# Twin turbocharged 1.4l Jetta



## Rockdog33 (Oct 5, 2021)

Could you in theory add a second turbo to the 1.4l jetta that won’t destroy the engine?


----------



## Poetic50 (Feb 17, 2017)

Rockdog33 said:


> Could you in theory add a second turbo to the 1.4l jetta that won’t destroy the engine?


Compound turbo setup? A larger and smaller after to spool the bigger one?

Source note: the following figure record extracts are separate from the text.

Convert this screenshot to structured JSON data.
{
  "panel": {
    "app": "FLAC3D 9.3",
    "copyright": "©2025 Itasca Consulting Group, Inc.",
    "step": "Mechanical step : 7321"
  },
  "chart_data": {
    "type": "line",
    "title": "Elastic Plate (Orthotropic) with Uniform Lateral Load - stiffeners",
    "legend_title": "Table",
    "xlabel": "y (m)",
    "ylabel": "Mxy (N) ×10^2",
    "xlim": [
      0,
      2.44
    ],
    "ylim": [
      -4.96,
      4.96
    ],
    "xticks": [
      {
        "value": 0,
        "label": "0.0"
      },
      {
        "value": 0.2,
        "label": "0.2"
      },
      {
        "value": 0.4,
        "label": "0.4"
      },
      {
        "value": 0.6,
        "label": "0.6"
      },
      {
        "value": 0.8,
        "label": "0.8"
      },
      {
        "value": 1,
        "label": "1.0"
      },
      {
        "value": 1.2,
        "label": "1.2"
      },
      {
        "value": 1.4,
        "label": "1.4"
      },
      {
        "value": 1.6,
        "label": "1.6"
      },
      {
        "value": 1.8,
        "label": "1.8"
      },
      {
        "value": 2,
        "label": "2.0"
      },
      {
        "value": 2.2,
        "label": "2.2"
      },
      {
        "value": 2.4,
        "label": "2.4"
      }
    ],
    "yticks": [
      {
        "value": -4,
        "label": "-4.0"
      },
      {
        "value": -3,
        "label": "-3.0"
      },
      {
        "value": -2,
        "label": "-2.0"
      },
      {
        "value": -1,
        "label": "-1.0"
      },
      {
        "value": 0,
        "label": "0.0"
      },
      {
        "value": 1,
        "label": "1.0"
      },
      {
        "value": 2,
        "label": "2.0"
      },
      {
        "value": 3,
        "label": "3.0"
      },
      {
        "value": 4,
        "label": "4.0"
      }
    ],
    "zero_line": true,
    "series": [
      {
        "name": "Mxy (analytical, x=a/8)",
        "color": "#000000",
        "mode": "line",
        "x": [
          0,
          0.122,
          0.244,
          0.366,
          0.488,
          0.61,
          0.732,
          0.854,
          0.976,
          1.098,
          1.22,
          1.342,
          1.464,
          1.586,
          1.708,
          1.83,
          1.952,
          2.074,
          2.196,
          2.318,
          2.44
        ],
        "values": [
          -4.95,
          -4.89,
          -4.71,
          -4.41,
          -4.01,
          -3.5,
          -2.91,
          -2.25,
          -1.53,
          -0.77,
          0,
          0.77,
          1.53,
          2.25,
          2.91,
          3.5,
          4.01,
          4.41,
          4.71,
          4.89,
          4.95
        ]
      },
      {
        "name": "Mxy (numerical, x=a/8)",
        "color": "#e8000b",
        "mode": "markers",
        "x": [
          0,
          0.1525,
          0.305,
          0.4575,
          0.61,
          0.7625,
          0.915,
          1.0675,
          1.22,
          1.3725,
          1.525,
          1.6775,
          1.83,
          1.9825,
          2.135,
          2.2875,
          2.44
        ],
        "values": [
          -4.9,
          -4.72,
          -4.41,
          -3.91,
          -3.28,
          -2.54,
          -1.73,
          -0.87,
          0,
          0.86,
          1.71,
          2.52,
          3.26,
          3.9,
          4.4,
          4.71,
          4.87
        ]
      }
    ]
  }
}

Sent from my iPhone using Tapatalk


----------



## ezshift5 (Jun 26, 2003)

Poetic50 said:


> Compound turbo setup? A larger and smaller after to spool the bigger one?
> 
> 
> Sent from my iPhone using Tapatalk


Hi Poetic,

I meant to ask you - regret my bad - about your 52,000 to 70,000 miles on your factory original Jetta 1.4 plugs. Did you ever notice any change - reduced MPG, hard starting - on your plugs enroute to your 70,000 mile planned plug change?

all the best,


ez


----------



## Poetic50 (Feb 17, 2017)

ezshift5 said:


> Hi Poetic,
> 
> I meant to ask you - regret my bad - about your 52,000 to 70,000 miles on your factory original Jetta 1.4 plugs. Did you ever notice any change - reduced MPG, hard starting - on your plugs enroute to your 70,000 mile planned plug change?
> 
> ...


Nope not at all. It was great and pulled great. Everything was great. At 126k miles now with the second set of plugs changed at around 90k miles I’m noticing very slight misfire when idling cold. That is all. Everything else is great 


Sent from my iPhone using Tapatalk


----------